Ce sont là plusieurs questions auxquelles ce premier chapitre va tâcher de répondre.
Le risque sanitaire et médical
Les dangers et les risques sont inhérents à tout ce que nous faisons. Le degré de danger et de risque sanitaire est dépendant, notamment, de la nature de l’activité et du lieu où elle va se dérouler. En Belgique, en France, ce degré de risque est considérablement moindre qu’outre-mer, particulièrement dans les pays en développement où nos connaissance et habilité à contrôler notre environnement sont moins importantes. L’évaluation des risques sanitaires doit dès lors faire partie de toute préparation sérieuse de voyage. Il s’agit d’éviter le “biais optimiste” qui revient à se dire qu’il n’est jamais rien arrivé jusqu’à présent et que donc il n’arrivera jamais rien, mais plutôt d’envisager un large panel de situations inattendues. Cette analyse du risque sera plus ou moins approfondie en fonction de plusieurs paramètres : notre état de santé initial (passé ou présent médical significatif, diabète, grossesse…), des personnes qui nous accompagnent (bébé, enfant, personnes âgées, malade chronique…), de notre destination (aride, tropicale, montagne, loin de toute aide médicale…), de la durée (2 jours, 3 mois, 1 an…), du mode de voyage (à pied, en bus, en kayak…). À la lecture de ces quelques possibilités, on en déduit qu’il y en a des centaines d’autres formant ainsi des dizaines de combinaisons possibles et on se rend immédiatement compte que cette évaluation du risque sanitaire, même s’il y a des points communs, sera différente pour chaque voyage, expédition ou déplacement à l’étranger.
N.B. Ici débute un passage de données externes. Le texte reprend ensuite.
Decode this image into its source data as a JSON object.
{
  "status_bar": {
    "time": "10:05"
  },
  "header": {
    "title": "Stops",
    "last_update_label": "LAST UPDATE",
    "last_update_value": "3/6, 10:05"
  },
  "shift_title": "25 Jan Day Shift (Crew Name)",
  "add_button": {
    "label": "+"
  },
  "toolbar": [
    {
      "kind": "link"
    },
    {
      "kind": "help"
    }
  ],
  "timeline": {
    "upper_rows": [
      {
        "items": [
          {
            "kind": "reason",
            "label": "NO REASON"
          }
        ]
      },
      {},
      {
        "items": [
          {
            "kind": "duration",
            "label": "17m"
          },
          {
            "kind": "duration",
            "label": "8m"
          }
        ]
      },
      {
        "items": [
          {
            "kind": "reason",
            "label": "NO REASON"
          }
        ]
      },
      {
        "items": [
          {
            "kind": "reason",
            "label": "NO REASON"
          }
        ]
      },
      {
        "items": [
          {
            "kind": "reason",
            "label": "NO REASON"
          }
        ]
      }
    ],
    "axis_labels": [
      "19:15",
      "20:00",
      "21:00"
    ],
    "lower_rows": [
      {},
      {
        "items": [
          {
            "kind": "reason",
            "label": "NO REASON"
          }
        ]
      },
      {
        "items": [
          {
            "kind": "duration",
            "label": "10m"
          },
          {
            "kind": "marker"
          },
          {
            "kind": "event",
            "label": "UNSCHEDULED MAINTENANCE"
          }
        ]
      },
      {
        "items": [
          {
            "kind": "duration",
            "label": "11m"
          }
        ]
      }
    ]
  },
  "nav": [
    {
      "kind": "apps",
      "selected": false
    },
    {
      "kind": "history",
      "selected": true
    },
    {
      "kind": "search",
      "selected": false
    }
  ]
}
Voyager, que ce soit pour le boulot ou pour d’autres raisons, c’est emmener qui nous sommes, avec nos compétences et défaillances, ailleurs. Ni plus, ni moins. C’est vivre momentanément dans un lieu peu ou pas connu, avec des mœurs et une réalité du quotidien un peu ou tout à fait différentes de notre lieu de vie habituel. Circonstances auxquelles nous serons donc confrontés avec nos seules aptitudes, mais aussi nos lacunes. Comme pour n’importe quelle autre expérience, il semble évident qu’un minimum de préparation paraisse indispensable.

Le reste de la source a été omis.